Sonntag, 24. Juni 2018

Eine Frau aus Osthessen soll ihren Mann auf bestialischer Art und Weise umgebracht haben. Aus Angst davor, entdeckt zu werden, soll sie die Leiche anschließend in einer Kurzschlussreaktion zersägt haben. Polizeibeamte hatten die Leichenteile am Montag (11. Juni) in Steinau an der Straße in Osthessen gefunden. Jetzt wurde die mutmaßliche Täterin in Dortmund festgenommen.

Steinau an der Straße liegt im Südosten von Hessen und ist eigentlich ein idyllischer Ort. Doch ein brutaler Vorfall erschüttert die Einwohner. Eine 34-jährige Frau soll ihren Lebensgefährten getötet und dann mit einer Kettensäge zerstückelt haben. Sie wurde am Montagabend (11. Juni) von der Polizei in Dortmund festgenommen. Das teilen die Polizei und die Staatsanwaltschaft aus Offenbach mit.

Leiche mit der Kettensäge zerstückelt


Beamte der Polizeistation Schlüchtern (nahe Steinau) hatten einen Hinweis bekommen und daraufhin eine Wohnung in Steinau an der Straße überprüft. Dort fanden sie am Montagmittag mehrere Säcke mit menschlichen Leichenteilen. Diese sollen dort nach ersten Erkenntnissen bereits länger gelegen haben. Die Staatsanwaltschaft Hanau und die Kriminalpolizei gingen sofort von einem „Tötungsdelikt“ aus.

Nach der Obduktion kam heraus, dass es sich bei dem Toten um einen 47-jährigen Mann handelte, der in dieser Wohnung wohnte. Am Oberkörper fanden Rechtsmediziner Stichverletzungen. Nach Erkenntnissen der Rechtsmedizin hat sich der Vorfall schon am 5. Juni ereignet.

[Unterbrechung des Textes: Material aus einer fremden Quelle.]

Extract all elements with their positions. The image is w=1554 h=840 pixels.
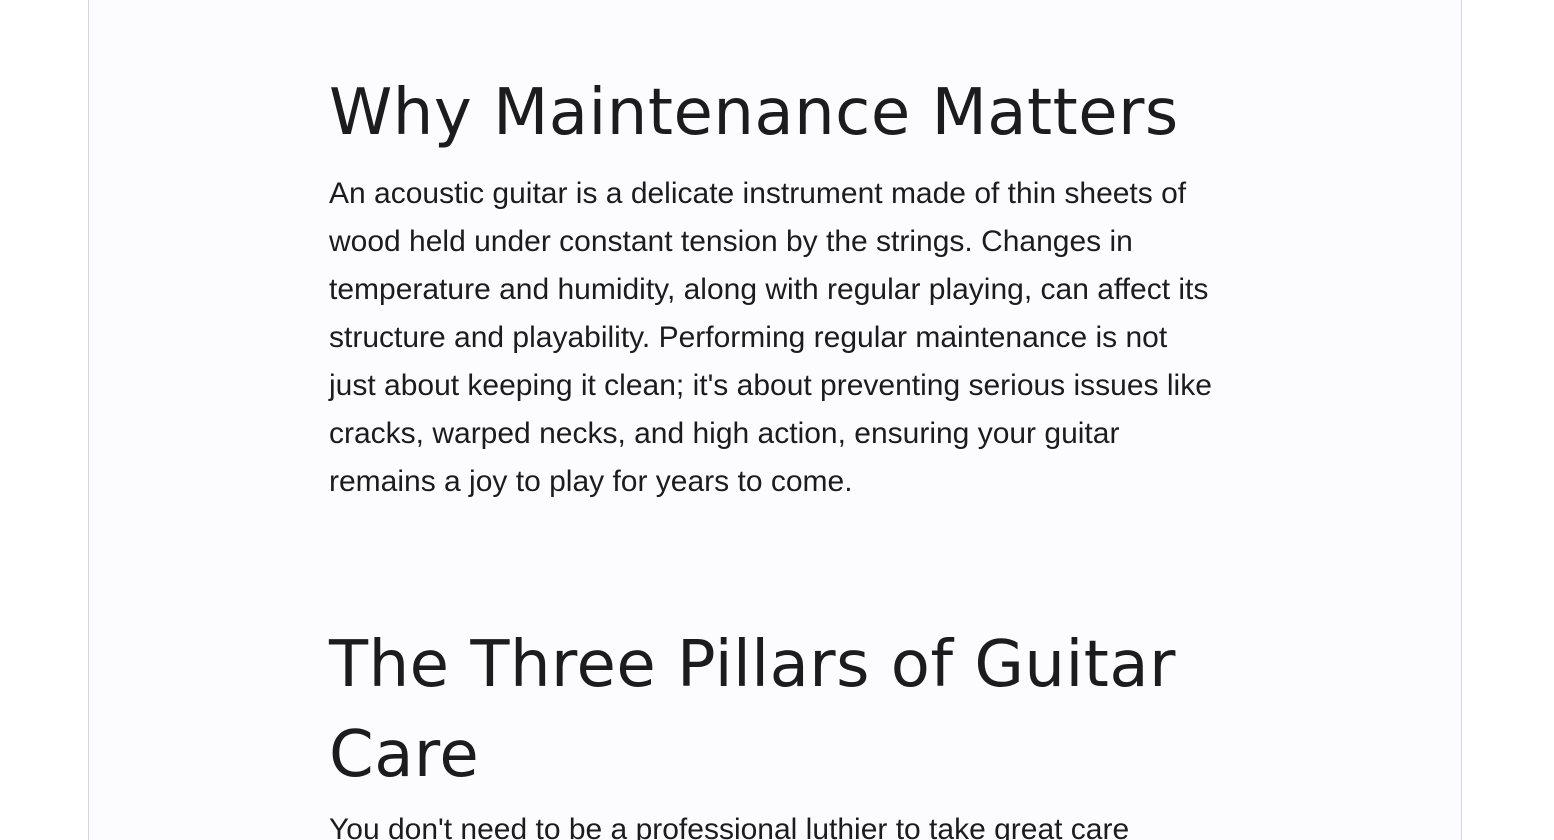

Verdächtige beruft sich auf Notwehr

Der Verdacht der Kriminalpolizei richtete sich gegen die Lebensgefährtin des Mannes, die mit dem 47-Jährigen zusammen in der Wohnung lebte. Noch am Montagabend (11. Juni) nahm die Polizei in Dortmund die Flüchtige fest. Am Dienstag (12. Juni) wurde sie dem Haftrichter vorgeführt. Dieser erließ Untersuchungshaftbefehl wegen des Verdachts auf Totschlag.

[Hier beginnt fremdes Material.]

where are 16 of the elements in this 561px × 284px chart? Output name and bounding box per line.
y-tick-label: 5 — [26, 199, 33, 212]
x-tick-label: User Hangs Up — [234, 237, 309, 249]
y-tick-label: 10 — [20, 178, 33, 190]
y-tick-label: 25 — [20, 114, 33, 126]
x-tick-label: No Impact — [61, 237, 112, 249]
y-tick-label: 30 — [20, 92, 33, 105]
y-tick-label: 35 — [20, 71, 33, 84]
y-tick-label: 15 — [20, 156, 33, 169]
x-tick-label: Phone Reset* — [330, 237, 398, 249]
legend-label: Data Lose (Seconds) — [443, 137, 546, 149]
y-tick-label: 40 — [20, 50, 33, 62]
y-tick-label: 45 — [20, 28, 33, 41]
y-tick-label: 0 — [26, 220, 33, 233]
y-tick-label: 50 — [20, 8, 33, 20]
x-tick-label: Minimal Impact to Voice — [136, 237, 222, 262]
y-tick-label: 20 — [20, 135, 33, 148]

Wie das Nachrichtenportal „Hessenschau“ berichtet, soll die Frau ihren Lebensgefährten zuvor mit mehr als 30 Messerstichen am Oberkörper, aber auch am Rücken und Nacken, getötet haben. Anschließend soll sie die Leiche mit einer Kettensäge in sechs Teile zerlegt haben. Sie soll sich allerdings bei der Tat auf Notwehr berufen haben. Zudem sei das Zerstückeln der Leiche eine Kurzschlussreaktion gewesen, so die Verdächtige.